"Eğer yetimlere haksızlık yapmaktan korkarsanız onlarla evlenmeyin. Size uygun olan kadınlarla evlenin; 2,3 veya 4 nikahınız olabilir. Ancak adaleti sağlayamamaktan korkarsanız 1 nikahınız olsun. En iyisi, sahip olduğunuz ile yetinin. Sorunsuz aile için en uygun olanı da budur."(NİSA 3)

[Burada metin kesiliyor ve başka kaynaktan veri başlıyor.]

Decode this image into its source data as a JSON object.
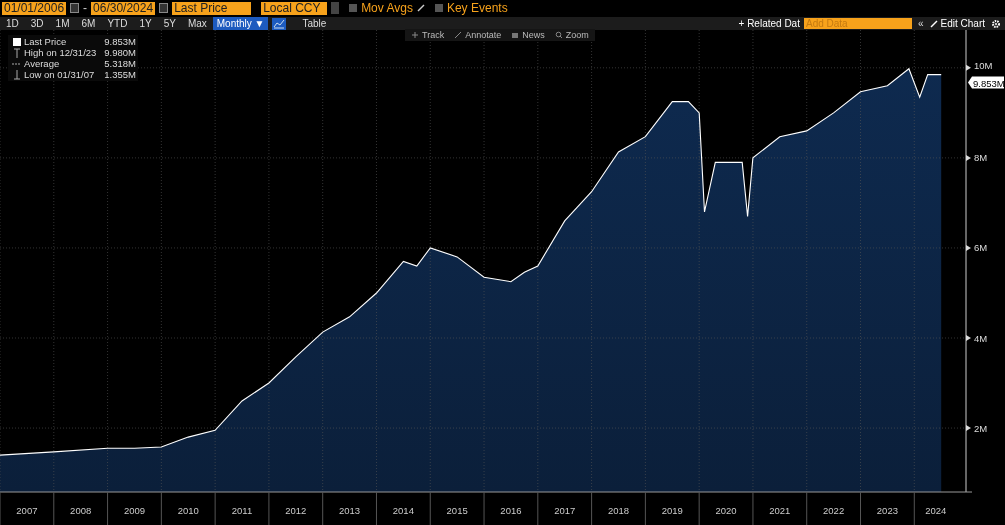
{
  "header": {
    "start_date": "01/01/2006",
    "date_separator": "-",
    "end_date": "06/30/2024",
    "field": "Last Price",
    "currency": "Local CCY",
    "toggles": [
      {
        "label": "Mov Avgs",
        "checked": false,
        "kind": "pencil"
      },
      {
        "label": "Key Events",
        "checked": false,
        "kind": "plain"
      }
    ]
  },
  "periods": [
    {
      "label": "1D",
      "selected": false
    },
    {
      "label": "3D",
      "selected": false
    },
    {
      "label": "1M",
      "selected": false
    },
    {
      "label": "6M",
      "selected": false
    },
    {
      "label": "YTD",
      "selected": false
    },
    {
      "label": "1Y",
      "selected": false
    },
    {
      "label": "5Y",
      "selected": false
    },
    {
      "label": "Max",
      "selected": false
    }
  ],
  "frequency": "Monthly ▼",
  "table_button": "Table",
  "related": "+ Related Dat",
  "add_data": {
    "placeholder": "Add Data"
  },
  "collapse": "«",
  "edit_chart": "Edit Chart",
  "tools": [
    "Track",
    "Annotate",
    "News",
    "Zoom"
  ],
  "legend": [
    {
      "kind": "last",
      "value": "9.853M"
    },
    {
      "kind": "high",
      "label": "High on 12/31/23",
      "value": "9.980M"
    },
    {
      "kind": "average",
      "label": "Average",
      "value": "5.318M"
    },
    {
      "kind": "low",
      "label": "Low on 01/31/07",
      "value": "1.355M"
    }
  ],
  "last_tag": "9.853M",
  "chart_data": {
    "type": "area",
    "x": [
      2007.0,
      2008.0,
      2009.0,
      2009.5,
      2010.0,
      2010.5,
      2011.0,
      2011.5,
      2012.0,
      2012.5,
      2013.0,
      2013.5,
      2014.0,
      2014.5,
      2014.75,
      2015.0,
      2015.5,
      2016.0,
      2016.5,
      2016.75,
      2017.0,
      2017.5,
      2018.0,
      2018.5,
      2019.0,
      2019.5,
      2019.8,
      2020.0,
      2020.1,
      2020.3,
      2020.8,
      2020.9,
      2021.0,
      2021.5,
      2022.0,
      2022.5,
      2023.0,
      2023.5,
      2023.9,
      2024.1,
      2024.25,
      2024.5
    ],
    "series": [
      {
        "name": "Last Price",
        "color": "#ffffff",
        "values": [
          1.4,
          1.47,
          1.55,
          1.55,
          1.58,
          1.8,
          1.95,
          2.6,
          3.0,
          3.58,
          4.13,
          4.47,
          5.0,
          5.7,
          5.6,
          6.0,
          5.8,
          5.35,
          5.25,
          5.46,
          5.6,
          6.6,
          7.25,
          8.13,
          8.47,
          9.25,
          9.25,
          9.0,
          6.8,
          7.9,
          7.9,
          6.7,
          8.0,
          8.47,
          8.6,
          9.0,
          9.47,
          9.6,
          9.98,
          9.35,
          9.85,
          9.85
        ]
      }
    ],
    "grid": true,
    "xlim": [
      2007,
      2024.85
    ],
    "ylim": [
      0.58,
      10.84
    ],
    "xticks": [
      {
        "value": 2007.5,
        "label": "2007"
      },
      {
        "value": 2008.5,
        "label": "2008"
      },
      {
        "value": 2009.5,
        "label": "2009"
      },
      {
        "value": 2010.5,
        "label": "2010"
      },
      {
        "value": 2011.5,
        "label": "2011"
      },
      {
        "value": 2012.5,
        "label": "2012"
      },
      {
        "value": 2013.5,
        "label": "2013"
      },
      {
        "value": 2014.5,
        "label": "2014"
      },
      {
        "value": 2015.5,
        "label": "2015"
      },
      {
        "value": 2016.5,
        "label": "2016"
      },
      {
        "value": 2017.5,
        "label": "2017"
      },
      {
        "value": 2018.5,
        "label": "2018"
      },
      {
        "value": 2019.5,
        "label": "2019"
      },
      {
        "value": 2020.5,
        "label": "2020"
      },
      {
        "value": 2021.5,
        "label": "2021"
      },
      {
        "value": 2022.5,
        "label": "2022"
      },
      {
        "value": 2023.5,
        "label": "2023"
      },
      {
        "value": 2024.4,
        "label": "2024"
      }
    ],
    "yticks": [
      {
        "value": 2,
        "label": "2M"
      },
      {
        "value": 4,
        "label": "4M"
      },
      {
        "value": 6,
        "label": "6M"
      },
      {
        "value": 8,
        "label": "8M"
      },
      {
        "value": 10,
        "label": "10M"
      }
    ]
  }
}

KADINLAR YETİMLER GİBİDİR: Tabiki normal şartlarda esas olan bir kadınla evliliktir. Genel kural budur. Sorunsuz bir aile için de en uygun olan budur. Çünkü Diğer durumlarda, kadınlar arasında adaleti sağlayamama riski her zaman vardır.Kadınlar yetimler gibidir. Anne babası olmayan yetimler konusunda hassas olduğumuz gibi kadınlar konusunda da hassas olmalıyız. Kadınlar herşeyden önce sahiplenilmek ister. Sevgi ister, şefkat ister. Bu konuda bir yetimden farkı yoktur kadının. Resulullah Efendimiz (.a.v) buyurular ki: "Allahım! Sen şahid ol. Ben iki zayıfın, yani yetim ve kadının hakları konusunda insanları şiddetle uyarıyorum, onların haklarına el uzatılmasını özellikle yasaklıyorum." [1]

İbn-i Abbas (r.a) bu konuda ne güzel bir tespit yapmış: "Allah Teala burada şöyle buyuruyor: Yetimler hakkında nasıl adaletli davranamamaktan korkuyorsanız aynı şekilde kadınlar hakkında adalete riayet edememekten korkun ve hakkını tam olarak yerine getirebileceğinizden fazlasıyla evlenmeyin. Çünkü acizlik ve zayıflıkta kadınlar da yetimler gibidirler."[2]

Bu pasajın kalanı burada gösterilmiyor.